In slideshow mode, Keynote detects the presence of the VGA adapter, and places a small console in the middle of the iPad screen (see screenshot below). The console shows the current slide number (out of a total number), and each tap of the right arrow either moves to the next slide or reveals a new bullet. All of the transition and bullet effects that had been in my original Keynote presentation played flawlessly. There's a small icon that can be tapped to show a small "filmstrip" of your slides on the left side of the screen as well.

One feature that I thought was really cool was the virtual laser pointer. By tapping and holding on the console, a red dot appeared on the screen and could be moved around simply by dragging my finger around the console.

Now the bad point -- I could not use the iPad to project Safari on the screen. There was an instructor's PC running Windows XP that was also connected to the projector, so it was very easy for me to switch between iPad and PC. Of course, I had to rub my hands vigorously with antibacterial lotion after touching the PC, but it was adequate for the task of showing my students how to use blogging tools.

That's the one negative I see about the VGA Adapter -- it only works in apps that have been properly equipped through an API to drive the adapter. Video apps work, so you can display movies and TV shows, but you can't just show the iPad's home screen and icons, for example.

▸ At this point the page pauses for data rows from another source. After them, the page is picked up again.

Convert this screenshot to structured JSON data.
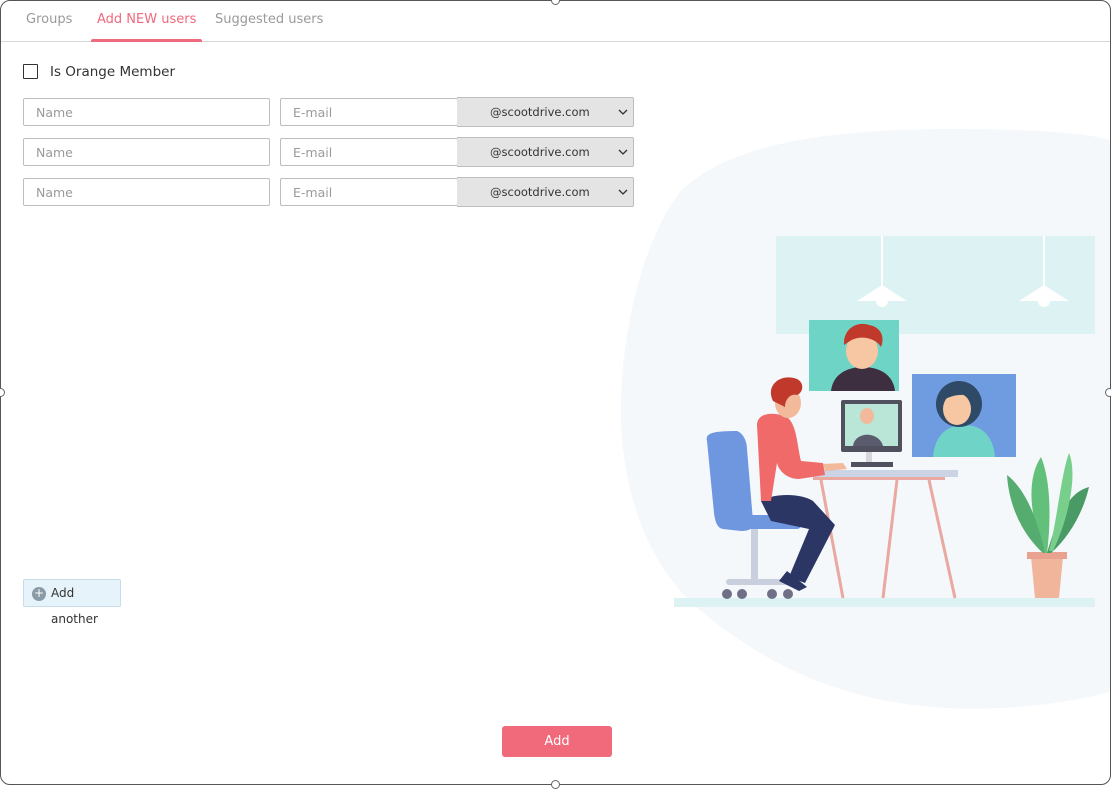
{
  "tabs": [
    {
      "label": "Groups"
    },
    {
      "label": "Add NEW users"
    },
    {
      "label": "Suggested users"
    }
  ],
  "form": {
    "member_checkbox_label": "Is Orange Member",
    "rows": [
      {
        "name_placeholder": "Name",
        "email_placeholder": "E-mail",
        "domain": "@scootdrive.com"
      },
      {
        "name_placeholder": "Name",
        "email_placeholder": "E-mail",
        "domain": "@scootdrive.com"
      },
      {
        "name_placeholder": "Name",
        "email_placeholder": "E-mail",
        "domain": "@scootdrive.com"
      }
    ],
    "add_another_label": "Add another",
    "submit_label": "Add"
  },
  "colors": {
    "accent": "#f06a7c",
    "tab_inactive": "#9a9a9a",
    "select_bg": "#e4e4e4",
    "add_another_bg": "#e7f3fa"
  }
}
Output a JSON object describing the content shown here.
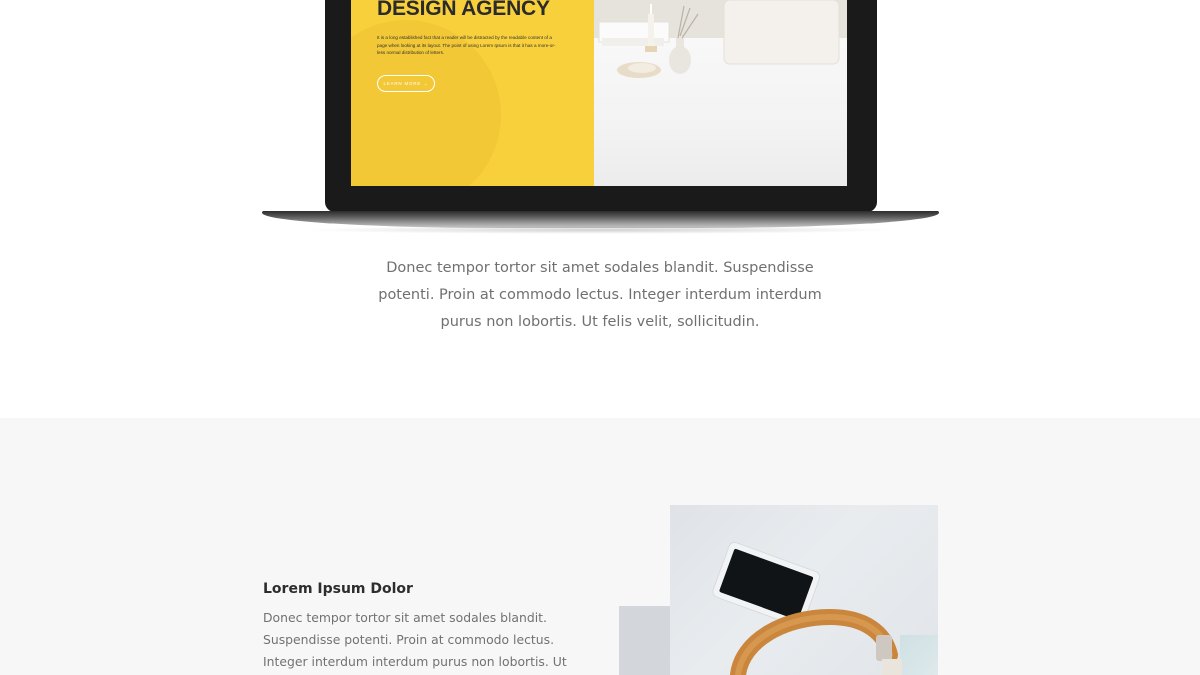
{
  "laptop": {
    "headline": "DESIGN AGENCY",
    "body": "It is a long established fact that a reader will be distracted by the readable content of a page when looking at its layout. The point of using Lorem Ipsum is that it has a more-or-less normal distribution of letters.",
    "button_label": "LEARN MORE →"
  },
  "intro": {
    "text": "Donec tempor tortor sit amet sodales blandit. Suspendisse potenti. Proin at commodo lectus. Integer interdum interdum purus non lobortis. Ut felis velit, sollicitudin."
  },
  "feature": {
    "title": "Lorem Ipsum Dolor",
    "text": "Donec tempor tortor sit amet sodales blandit. Suspendisse potenti. Proin at commodo lectus. Integer interdum interdum purus non lobortis. Ut felis velit,"
  },
  "colors": {
    "accent_yellow": "#f8d03b",
    "text_gray": "#707070",
    "section_gray": "#f7f7f7"
  }
}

Before I do the next class, I'm planning on capturing a lot of the demonstrations that I do in video, so that I can show them on the iPad and not have to rely on that PC. As it was, I found the iPad to be an excellent speaker's console since I could have it flat on a table and simply tap the screen to move ahead in my talk. It opened my Keynote deck instantly, and during the entire 3 hour class, I think I only used about 25 percent of the battery charge (the iPad wasn't connected to a power source).

For the most part, using the iPad to give presentations is pure win. You just need to prepare for those apps that can't currently drive the VGA adapter.